We hebben zeven vergaderingen belegd over een nieuwe landbouwaanpak en publiceerden toen ons Manifest voor Landrechtvaardigheid. Het was niet alleen een alternatief voor de Gezira Project Wet van 2005, maar kwam ook met aanpassingen van de Gezira-wetten uit 1927 en 1984. Het bevatte ook kritiek op een wet uit 2011 die bestaande vakbonden verving door ‘verenigingen’, waar rijke boeren en kapitalisten zich al gauw meester van maakten. Deze verenigingen verkochten de verschillende werkplaatsen die zorgden voor het onderhoud van de irrigatie-netwerken aan privébedrijven. Deze verkochten beetje bij beetje de tractoren, vrachtwagens en graafmachines, vaak aan bedrijven die zich bezig hielden met goudwinning in andere delen van het land.

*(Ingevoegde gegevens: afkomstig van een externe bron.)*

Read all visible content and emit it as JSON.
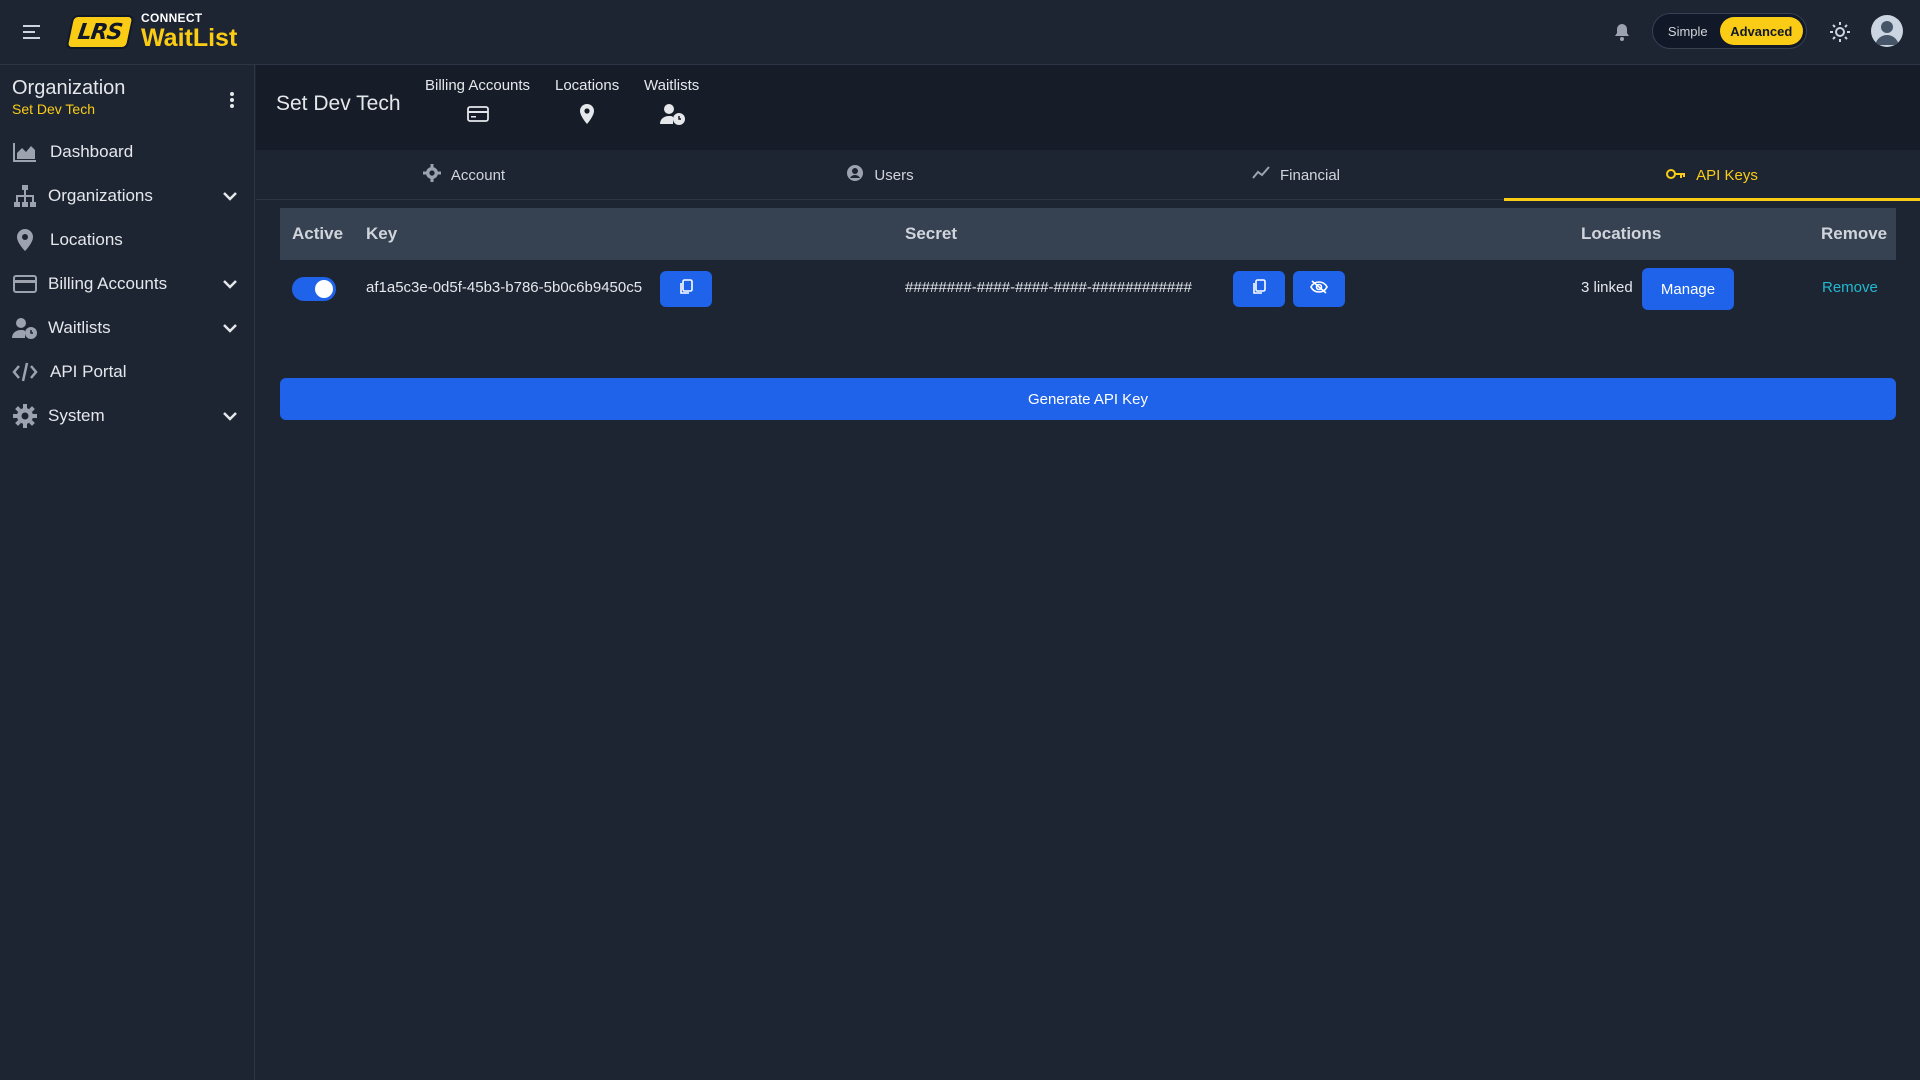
{
  "app": {
    "logo_badge": "LRS",
    "logo_connect": "CONNECT",
    "logo_name": "WaitList"
  },
  "topbar": {
    "mode_simple": "Simple",
    "mode_advanced": "Advanced",
    "active_mode": "Advanced"
  },
  "sidebar": {
    "org_title": "Organization",
    "org_name": "Set Dev Tech",
    "items": [
      {
        "label": "Dashboard",
        "icon": "chart-area-icon",
        "expandable": false
      },
      {
        "label": "Organizations",
        "icon": "sitemap-icon",
        "expandable": true
      },
      {
        "label": "Locations",
        "icon": "map-pin-icon",
        "expandable": false
      },
      {
        "label": "Billing Accounts",
        "icon": "credit-card-icon",
        "expandable": true
      },
      {
        "label": "Waitlists",
        "icon": "user-clock-icon",
        "expandable": true
      },
      {
        "label": "API Portal",
        "icon": "code-icon",
        "expandable": false
      },
      {
        "label": "System",
        "icon": "gear-icon",
        "expandable": true
      }
    ]
  },
  "header": {
    "entity_name": "Set Dev Tech",
    "quick_links": [
      {
        "label": "Billing Accounts",
        "icon": "credit-card-icon"
      },
      {
        "label": "Locations",
        "icon": "map-pin-icon"
      },
      {
        "label": "Waitlists",
        "icon": "user-clock-icon"
      }
    ]
  },
  "tabs": [
    {
      "label": "Account",
      "icon": "gear-icon",
      "active": false
    },
    {
      "label": "Users",
      "icon": "user-circle-icon",
      "active": false
    },
    {
      "label": "Financial",
      "icon": "trend-line-icon",
      "active": false
    },
    {
      "label": "API Keys",
      "icon": "key-icon",
      "active": true
    }
  ],
  "colors": {
    "accent": "#facc15",
    "primary": "#1e63e9",
    "link": "#22b8cf",
    "background": "#1d2533"
  },
  "api_keys": {
    "columns": {
      "active": "Active",
      "key": "Key",
      "secret": "Secret",
      "locations": "Locations",
      "remove": "Remove"
    },
    "rows": [
      {
        "active": true,
        "key": "af1a5c3e-0d5f-45b3-b786-5b0c6b9450c5",
        "secret": "########-####-####-####-############",
        "locations": "3 linked",
        "manage_label": "Manage",
        "remove_label": "Remove"
      }
    ],
    "generate_label": "Generate API Key"
  }
}
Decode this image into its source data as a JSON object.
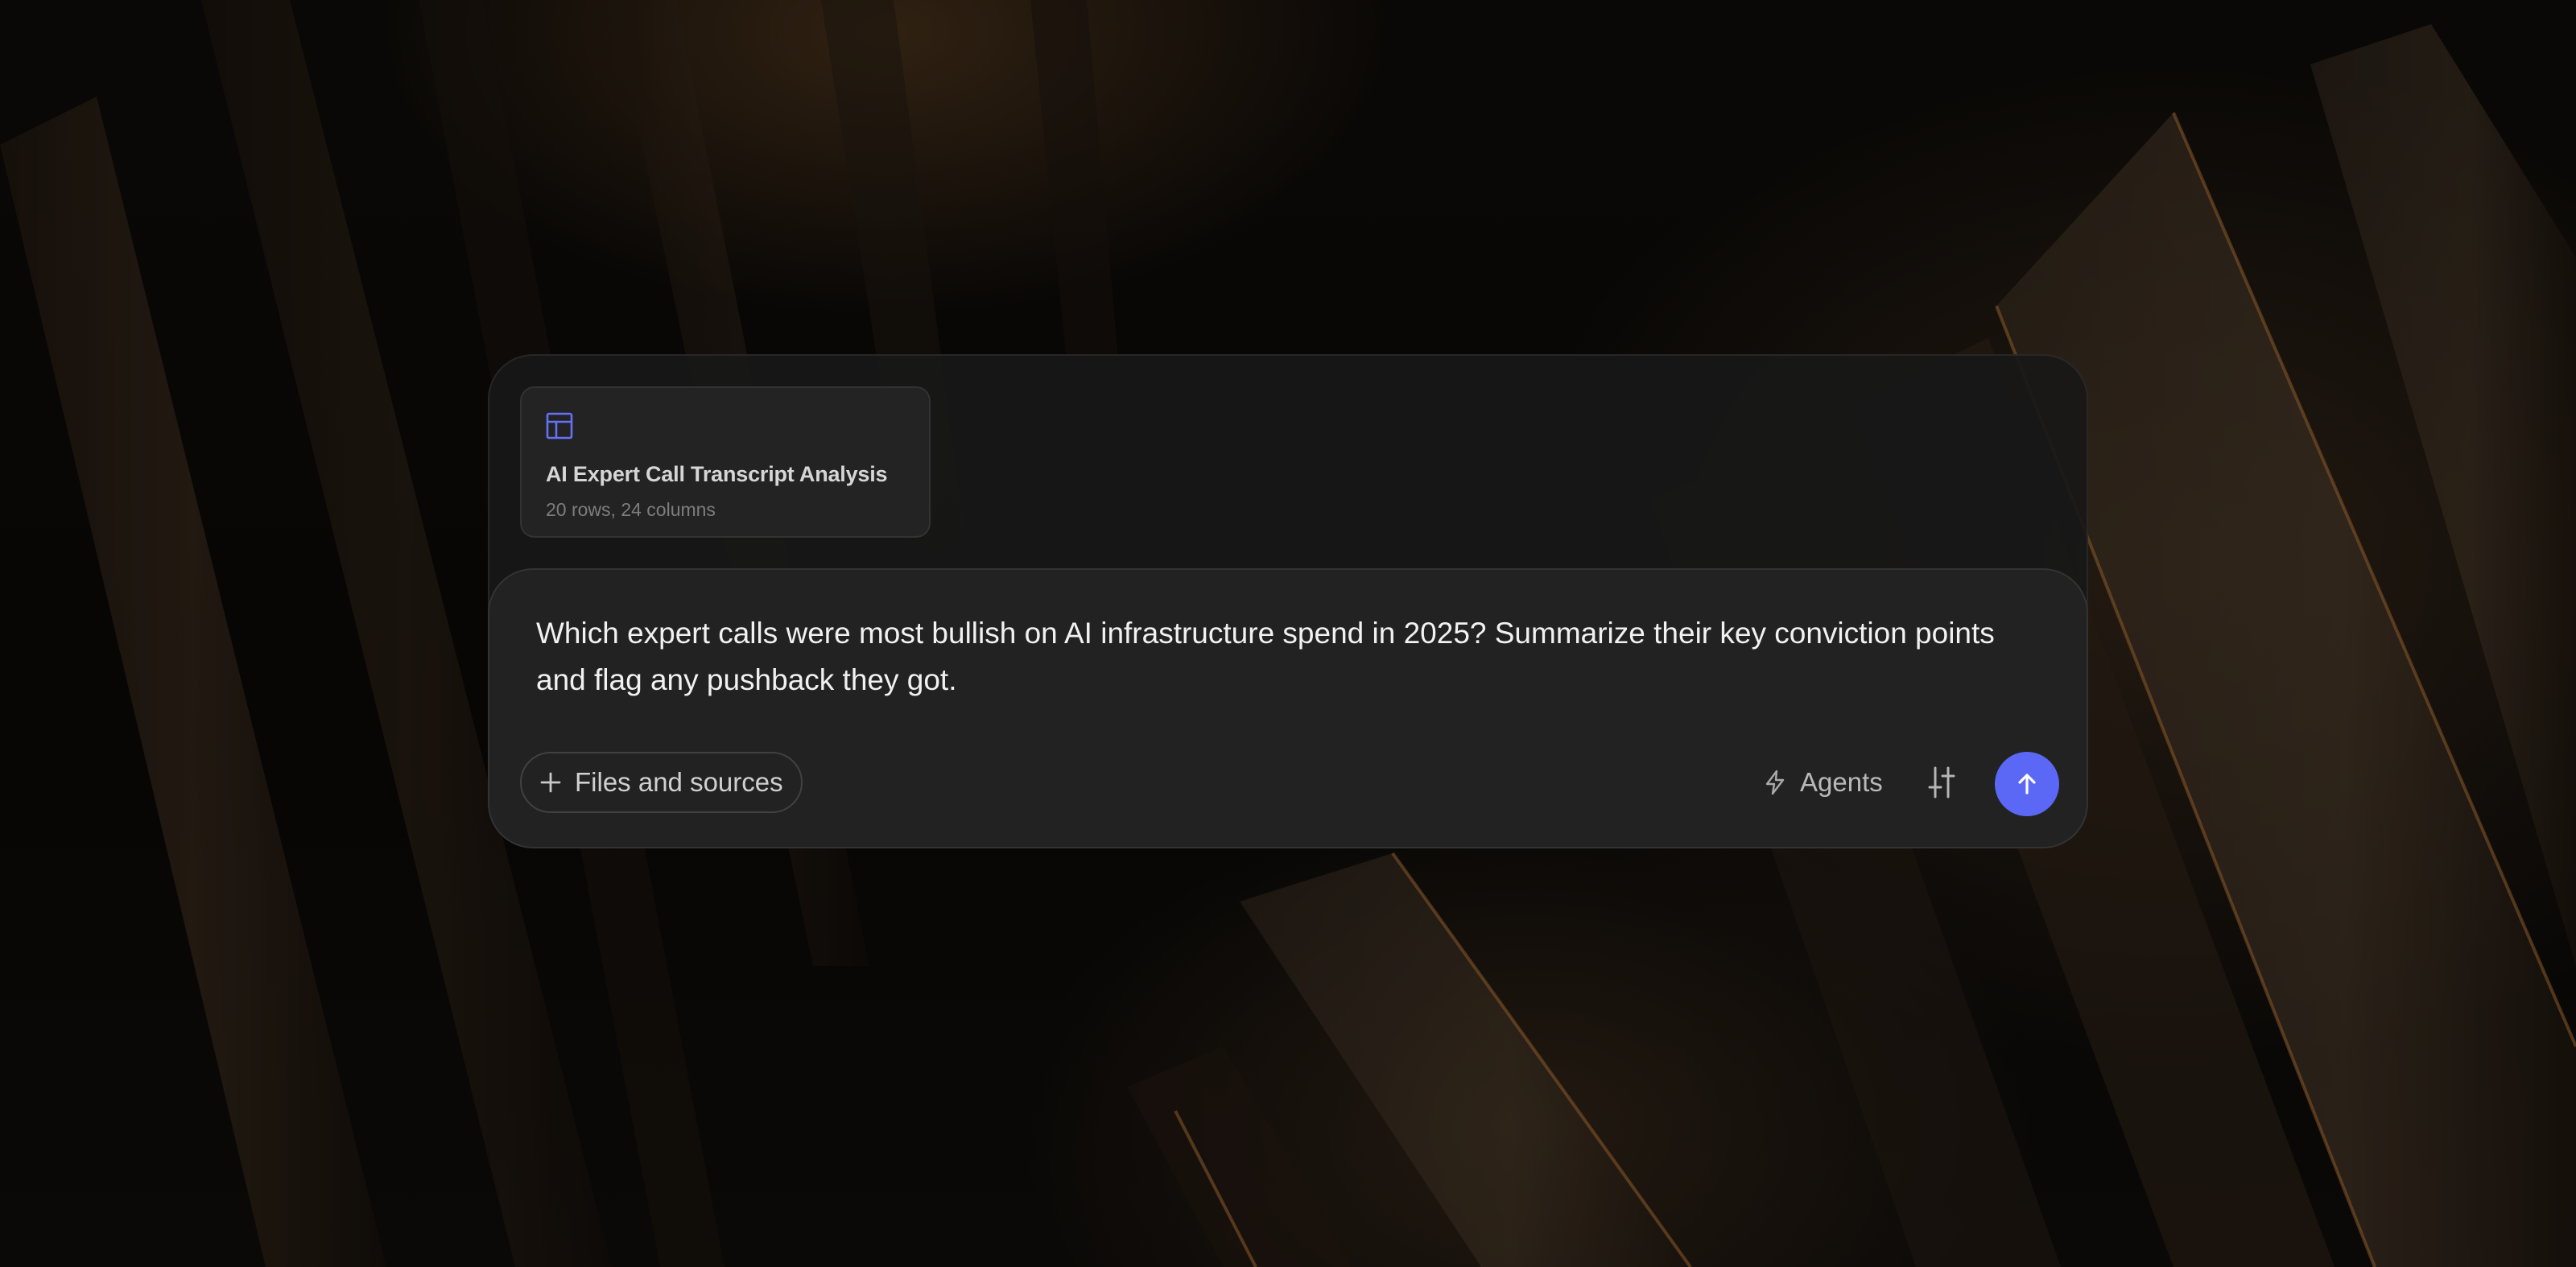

Toen ons verbond zich verder ontwikkelde, hebben we ook een politieke onderwijsafdeling opgericht. We brachten brochures uit over de geschiedenis van de boerenbeweging vanaf de staking in 1946 tot nu, over het autoritaire landbouwbeleid van de afgelopen dertig jaar, en over de gevaren van bestrijdingsmiddelen en kunstmest voor gezondheid en milieu.

Revolutie van 2018

Het kapitalistische, neo-liberale beleid van dictator Omar al-Bashir (1989-2019) leidde tot massale baanloosheid onder arbeiders, hoger geschoolden en pas afgestudeerden. Mensen leden enorm veel armoede en honger. Door massale corruptie raakte het overgrote deel van de bedrijven, banken en fabrieken van Soedan in het bezit van een klein deel van de bevolking, van wie velen tot de heersende islamitische partij behoorden. Ze ontsloegen het oude, bekwame personeel en stelden ondeskundige werkers aan die tot de regerende partij behoorden, zowel in de krimpende publieke sector als in de groeiende private sector. In Gezira en andere landbouwgebieden privatiseerde het Bashir-regime landbouwprogramma’s en andere projecten die voor de arme bevolking van belang waren en verving ook daar de werkers.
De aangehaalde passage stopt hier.